と話しかけてみるが反応がない。私の発音が悪いからかもしれない。それに咄嗟に文章を組み立てるのは無理で単語しか出てこない。でも出血の具合から言って放って置くとまずいだろう。自分の荷物を置いた場所に戻り、リュックから回復薬の小瓶を取り出した。森に生えている幾つかの薬草から私が作った薬だ。薬の作成だけはお母さんの期待に添えたと思う。


 薬の小瓶を手に持って戻ると、その人間は立ち上がって、足を引きずりながら逃げ出そうとしていた。


「まつ。くすり。」


と呼びかけるが無視される。でもあの傷を放って置いたら死んでしまうかも! 私は夢中でその人間に走り寄って首根っこをつかんで引きずり倒した。その上で片手と片足で相手を動けない様に押さえつけたうえで、薬の小瓶の中身を傷口に振りかける。途端に白い煙が上がる。これで大丈夫なはずだ。ほっとした途端我に返った。ギャーッ、私、人間に触ってしまった!


 慌てて飛び退いた。心臓がバクバクしている。私なんて大胆なことを! 絶対怒っているだろうな。なにせ、いきなり引き摺り倒した上に拘束したんだ。ちゃんとした言葉で話せば分かってくれたかもしれないのに...。


 その人はさっきから唖然とした表情をして動かない。ど、どうしよう?。これ以上の接触は精神が持ちそうにない。この人の怪我はもう大丈夫だろう、向こうに行く様に言いたいが言葉が出て来ない。さっきは逃げ出そうとしていたのだから、放って置けばどこかへ行ってくれるだろうか。
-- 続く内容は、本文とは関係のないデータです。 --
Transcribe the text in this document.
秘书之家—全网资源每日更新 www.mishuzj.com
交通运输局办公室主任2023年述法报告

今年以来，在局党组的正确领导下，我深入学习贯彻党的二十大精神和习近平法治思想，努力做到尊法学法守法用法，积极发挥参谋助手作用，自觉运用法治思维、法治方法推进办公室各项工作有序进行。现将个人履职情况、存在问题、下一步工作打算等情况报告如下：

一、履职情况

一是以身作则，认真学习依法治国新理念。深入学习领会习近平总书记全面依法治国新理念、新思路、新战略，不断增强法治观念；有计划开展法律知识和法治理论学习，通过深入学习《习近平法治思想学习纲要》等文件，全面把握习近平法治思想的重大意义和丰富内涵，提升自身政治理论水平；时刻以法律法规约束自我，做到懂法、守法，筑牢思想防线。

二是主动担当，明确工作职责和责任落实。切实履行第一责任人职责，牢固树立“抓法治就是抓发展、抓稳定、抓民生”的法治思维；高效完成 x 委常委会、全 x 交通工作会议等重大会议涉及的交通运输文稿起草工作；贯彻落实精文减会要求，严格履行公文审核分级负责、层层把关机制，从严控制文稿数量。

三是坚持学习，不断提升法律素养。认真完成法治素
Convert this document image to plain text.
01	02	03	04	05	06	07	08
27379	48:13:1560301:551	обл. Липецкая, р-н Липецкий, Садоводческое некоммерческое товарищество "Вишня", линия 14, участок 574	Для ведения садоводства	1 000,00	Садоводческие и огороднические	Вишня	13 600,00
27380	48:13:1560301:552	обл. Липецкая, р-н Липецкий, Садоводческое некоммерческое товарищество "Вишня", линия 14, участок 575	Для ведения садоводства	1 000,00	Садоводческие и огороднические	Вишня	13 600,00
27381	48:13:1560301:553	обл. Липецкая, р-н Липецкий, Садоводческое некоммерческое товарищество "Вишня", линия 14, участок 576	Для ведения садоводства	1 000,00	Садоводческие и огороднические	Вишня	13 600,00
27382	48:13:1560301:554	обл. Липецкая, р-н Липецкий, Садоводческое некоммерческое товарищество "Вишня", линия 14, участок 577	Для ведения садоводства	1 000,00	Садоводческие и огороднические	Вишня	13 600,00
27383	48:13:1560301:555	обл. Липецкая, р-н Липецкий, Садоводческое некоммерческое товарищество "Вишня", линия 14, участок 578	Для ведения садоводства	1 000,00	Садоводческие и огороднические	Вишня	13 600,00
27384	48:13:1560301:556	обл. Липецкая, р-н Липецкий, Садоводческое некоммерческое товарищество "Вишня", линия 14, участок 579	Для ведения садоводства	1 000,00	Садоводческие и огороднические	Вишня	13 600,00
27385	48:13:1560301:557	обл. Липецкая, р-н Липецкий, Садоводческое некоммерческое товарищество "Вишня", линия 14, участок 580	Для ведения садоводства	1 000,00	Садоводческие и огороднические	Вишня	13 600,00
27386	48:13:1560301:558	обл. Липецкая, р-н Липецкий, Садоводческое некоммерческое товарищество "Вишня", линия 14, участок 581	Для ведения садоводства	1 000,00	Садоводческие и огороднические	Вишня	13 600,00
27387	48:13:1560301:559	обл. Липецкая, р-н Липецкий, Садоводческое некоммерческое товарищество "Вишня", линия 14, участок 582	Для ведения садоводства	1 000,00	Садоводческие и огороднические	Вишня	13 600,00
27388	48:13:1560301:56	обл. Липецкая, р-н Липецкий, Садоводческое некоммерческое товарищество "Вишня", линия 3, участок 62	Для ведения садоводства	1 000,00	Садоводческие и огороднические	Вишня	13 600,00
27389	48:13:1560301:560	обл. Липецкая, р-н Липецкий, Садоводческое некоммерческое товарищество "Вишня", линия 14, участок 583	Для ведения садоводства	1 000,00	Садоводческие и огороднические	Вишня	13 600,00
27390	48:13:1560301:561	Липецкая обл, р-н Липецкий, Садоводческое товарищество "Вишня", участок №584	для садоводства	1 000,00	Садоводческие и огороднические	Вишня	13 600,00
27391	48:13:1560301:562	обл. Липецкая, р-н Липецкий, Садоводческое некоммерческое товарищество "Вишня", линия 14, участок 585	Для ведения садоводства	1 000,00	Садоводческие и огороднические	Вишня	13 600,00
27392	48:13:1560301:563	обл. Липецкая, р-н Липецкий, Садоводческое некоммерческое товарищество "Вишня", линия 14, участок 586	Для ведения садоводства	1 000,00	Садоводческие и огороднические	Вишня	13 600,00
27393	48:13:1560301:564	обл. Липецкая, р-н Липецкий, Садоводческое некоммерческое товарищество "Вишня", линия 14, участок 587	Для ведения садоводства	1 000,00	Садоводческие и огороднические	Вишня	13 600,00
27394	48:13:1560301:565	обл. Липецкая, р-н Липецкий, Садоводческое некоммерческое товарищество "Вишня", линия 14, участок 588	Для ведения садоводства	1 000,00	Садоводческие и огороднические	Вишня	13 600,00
 私は何も言わず、焚火の場所に引き返した。後ろを振り返るのが怖い! まさか付いて来てないよね...。だが、そんな私の希望は無残に打ち砕かれた。背後の茂みがガサッっと音を立てる。振り返るまでもなくさっきの人が後を追って来ている。


 どうしよう!? 私はパニックになって焚火の場所まで全速で駆けた。この焚火の周りには悪意のある者が入れない結界が張ってある。だからあの人間は近づけないはず。だが、そんな私の期待も空しく、足音はどんどん近づいてきて、とうとう私のすぐ後ろまで来た。明らかに結界の内側だ! 何? 結界をすり抜ける魔法を使っているのか? いや、そんなことが出来るのはお母さんくらいだ。悪意は無いのだろうか?